Les instruments sont en place et le pays apprend à s’en servir, à les améliorer, à les utiliser, parfois à les contester. La dimension régionale prend peu à peu sa place. De nombreuses organisations professionnelles, syndicales, politiques prennent en compte les dimensions de la région. Le Plan (le V· en particulier et le VIe déjà) s’attache à ce que l’on appelle la régionalisation. Le budget de l’Etat, lui même si centralisé dans sa conception, devient depuis 1964 – et sur initiative parlementaire – un outil d’observation et de répartition territoriale des équipements. Dernier exemple, l’action agricole et rurale prend depuis 1967 une dimension géographique plus accusée avec la création de zones de rénovation rurale couvrant plusieurs régions.

L’indifférenciation de l’action des pouvoirs publics cède la place à une modulation plus grande dans une perspective géographique.

Je ne voudrais pas décrire la situation actuelle que chacun connaît ou peut connaître mais souligner deux évolutions qui à mon sens sont susceptibles de marquer demain l’aménagement du Territoire.

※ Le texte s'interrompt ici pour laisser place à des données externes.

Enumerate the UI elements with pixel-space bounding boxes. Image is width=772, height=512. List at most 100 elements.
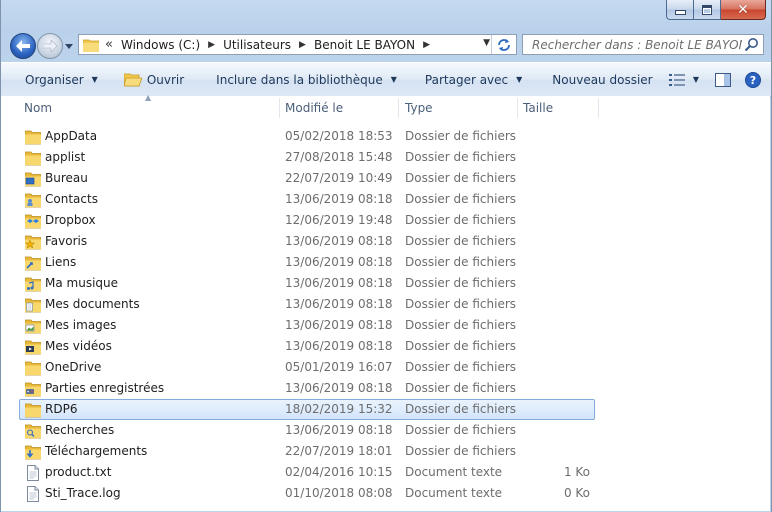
file-row[interactable]: Dropbox 12/06/2019 19:48 Dossier de fichie… xyxy=(1,210,770,231)
file-name[interactable]: Ma musique xyxy=(45,273,118,294)
forward-button[interactable] xyxy=(37,33,63,59)
column-header-modified[interactable]: Modifié le xyxy=(279,96,398,120)
file-name[interactable]: Mes images xyxy=(45,315,116,336)
file-name[interactable]: applist xyxy=(45,147,85,168)
file-name[interactable]: AppData xyxy=(45,126,97,147)
file-row[interactable]: Favoris 13/06/2019 08:18 Dossier de fichie… xyxy=(1,231,770,252)
search-box[interactable] xyxy=(522,34,764,55)
include-library-menu[interactable]: Inclure dans la bibliothèque ▼ xyxy=(208,68,405,92)
minimize-button[interactable] xyxy=(666,0,694,20)
file-size: 1 Ko xyxy=(563,465,590,479)
preview-pane-button[interactable] xyxy=(707,68,739,92)
refresh-button[interactable] xyxy=(491,35,516,54)
music-folder-icon xyxy=(24,276,42,292)
file-name[interactable]: Recherches xyxy=(45,420,114,441)
svg-text:?: ? xyxy=(750,74,756,87)
desktop-folder-icon xyxy=(24,171,42,187)
file-modified-date: 13/06/2019 08:18 xyxy=(285,276,393,290)
file-row[interactable]: Recherches 13/06/2019 08:18 Dossier de fic… xyxy=(1,420,770,441)
folder-icon xyxy=(24,129,42,145)
file-type: Dossier de fichiers xyxy=(405,129,517,143)
recent-pages-dropdown[interactable] xyxy=(63,40,75,52)
search-input[interactable] xyxy=(530,36,744,53)
column-divider[interactable] xyxy=(598,98,599,118)
organize-menu[interactable]: Organiser ▼ xyxy=(17,68,106,92)
search-icon[interactable] xyxy=(744,37,759,52)
file-name[interactable]: product.txt xyxy=(45,462,111,483)
file-name[interactable]: Téléchargements xyxy=(45,441,147,462)
file-row[interactable]: OneDrive 05/01/2019 16:07 Dossier de fichi… xyxy=(1,357,770,378)
organize-label: Organiser xyxy=(25,72,84,87)
breadcrumb-separator-icon[interactable]: ▶ xyxy=(417,40,436,50)
file-type: Dossier de fichiers xyxy=(405,234,517,248)
breadcrumb-utilisateurs[interactable]: Utilisateurs xyxy=(221,38,293,52)
file-row[interactable]: applist 27/08/2018 15:48 Dossier de fichie… xyxy=(1,147,770,168)
breadcrumb-overflow[interactable]: « xyxy=(99,37,119,52)
breadcrumb-benoit[interactable]: Benoit LE BAYON xyxy=(312,38,417,52)
file-name[interactable]: Contacts xyxy=(45,189,98,210)
close-icon: ✕ xyxy=(737,1,749,18)
folder-icon xyxy=(24,360,42,376)
help-button[interactable]: ? xyxy=(739,68,771,92)
file-name[interactable]: Sti_Trace.log xyxy=(45,483,121,504)
pictures-folder-icon xyxy=(24,318,42,334)
arrow-left-icon xyxy=(16,40,30,52)
file-type: Dossier de fichiers xyxy=(405,171,517,185)
contacts-folder-icon xyxy=(24,192,42,208)
file-name[interactable]: RDP6 xyxy=(45,399,77,420)
column-header-type[interactable]: Type xyxy=(399,96,517,120)
file-row[interactable]: RDP6 18/02/2019 15:32 Dossier de fichiers xyxy=(1,399,770,420)
file-row[interactable]: Mes images 13/06/2019 08:18 Dossier de fic… xyxy=(1,315,770,336)
view-controls: ▼ ? xyxy=(665,63,771,96)
file-row[interactable]: Téléchargements 22/07/2019 18:01 Dossier d… xyxy=(1,441,770,462)
file-row[interactable]: AppData 05/02/2018 18:53 Dossier de fichie… xyxy=(1,126,770,147)
breadcrumb-separator-icon[interactable]: ▶ xyxy=(293,40,312,50)
new-folder-label: Nouveau dossier xyxy=(552,72,653,87)
explorer-window: ✕ « Windows (C:) ▶ Utilisateurs ▶ Benoit… xyxy=(0,0,772,512)
chevron-down-icon: ▼ xyxy=(91,75,98,84)
file-row[interactable]: Parties enregistrées 13/06/2019 08:18 Doss… xyxy=(1,378,770,399)
file-name[interactable]: Favoris xyxy=(45,231,87,252)
share-with-menu[interactable]: Partager avec ▼ xyxy=(417,68,530,92)
file-row[interactable]: product.txt 02/04/2016 10:15 Document text… xyxy=(1,462,770,483)
view-options-dropdown[interactable]: ▼ xyxy=(689,68,707,92)
open-button[interactable]: Ouvrir xyxy=(116,68,192,92)
file-name[interactable]: Bureau xyxy=(45,168,88,189)
file-type: Document texte xyxy=(405,465,503,479)
file-modified-date: 05/01/2019 16:07 xyxy=(285,360,393,374)
file-type: Dossier de fichiers xyxy=(405,150,517,164)
maximize-button[interactable] xyxy=(694,0,721,20)
file-row[interactable]: Mes vidéos 13/06/2019 08:18 Dossier de fic… xyxy=(1,336,770,357)
breadcrumb-windows-c[interactable]: Windows (C:) xyxy=(119,38,202,52)
new-folder-button[interactable]: Nouveau dossier xyxy=(544,68,660,92)
file-row[interactable]: Bureau 22/07/2019 10:49 Dossier de fichier… xyxy=(1,168,770,189)
file-row[interactable]: Sti_Trace.log 01/10/2018 08:08 Document te… xyxy=(1,483,770,504)
file-name[interactable]: Liens xyxy=(45,252,76,273)
change-view-button[interactable] xyxy=(665,68,689,92)
chevron-down-icon: ▼ xyxy=(516,75,523,84)
file-name[interactable]: Mes vidéos xyxy=(45,336,112,357)
back-button[interactable] xyxy=(10,33,36,59)
file-modified-date: 13/06/2019 08:18 xyxy=(285,339,393,353)
address-history-dropdown[interactable]: ▼ xyxy=(483,38,490,48)
file-modified-date: 27/08/2018 15:48 xyxy=(285,150,393,164)
file-name[interactable]: Mes documents xyxy=(45,294,140,315)
column-header-name[interactable]: Nom xyxy=(18,96,279,120)
file-name[interactable]: Dropbox xyxy=(45,210,96,231)
file-row[interactable]: Liens 13/06/2019 08:18 Dossier de fichiers xyxy=(1,252,770,273)
file-row[interactable]: Mes documents 13/06/2019 08:18 Dossier de … xyxy=(1,294,770,315)
file-name[interactable]: Parties enregistrées xyxy=(45,378,164,399)
window-border xyxy=(0,0,1,512)
file-row[interactable]: Contacts 13/06/2019 08:18 Dossier de fichi… xyxy=(1,189,770,210)
file-list-pane: ▲ Nom Modifié le Type Taille AppData 05/0… xyxy=(1,93,770,511)
command-bar: Organiser ▼ Ouvrir Inclure dans la bibli… xyxy=(1,62,771,97)
arrow-right-icon xyxy=(43,40,57,52)
address-bar[interactable]: « Windows (C:) ▶ Utilisateurs ▶ Benoit L… xyxy=(78,34,517,55)
breadcrumb-separator-icon[interactable]: ▶ xyxy=(202,40,221,50)
close-button[interactable]: ✕ xyxy=(721,0,766,20)
favorites-folder-icon xyxy=(24,234,42,250)
file-row[interactable]: Ma musique 13/06/2019 08:18 Dossier de fic… xyxy=(1,273,770,294)
file-name[interactable]: OneDrive xyxy=(45,357,101,378)
details-view-icon xyxy=(668,73,685,86)
column-header-size[interactable]: Taille xyxy=(517,96,597,120)
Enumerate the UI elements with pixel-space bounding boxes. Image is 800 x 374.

La première est, avec l’ouverture du marché commun notamment, le changement d’esprit qui peu à peu s’instaure sans que l’on s’en rende compte dans notre pays. Préoccupés jusqu’à l’excès par les cadres institutionnels et surtout inquiets de la « répartition des équipements en vue d’un meilleur équilibre », certains responsables se rendent compte maintenant que cette approche de la planification et de l’action régionale par le « contenant ». fait trop peu de place à celle du « contenu ».

Sans doute, les mutations institutionnelles sont-elles encore d’actualité et une vraie réforme communale doit être attendue pour donner en France à l’action régionale son véritable sens. Sans doute une ordonnance plus rigoureuse encore de certains « équipements structurants » est-elle indispensable et l’on peut s’attendre, dans le domaine des transports, de la recherche, de l’université par exemple, à voir mieux définis des sortes de « schémas directeurs » à l’échelle du pays. Mais la concentration de l’intérêt sur les équipements et en particulier sur les équipements publics conduit à une connaissance insuffisante du développement régional au sens où le « contenu » économique ou culturel s’exerce dans un milieu environnant. Aussi les métropoles d’équilibre ne prendront chair dans la vie du pays par les seuls schémas directeurs de leurs structures: des actions clefs son~ nécessaires pour créer un véritable milieu « autodéveloppant » et fertile.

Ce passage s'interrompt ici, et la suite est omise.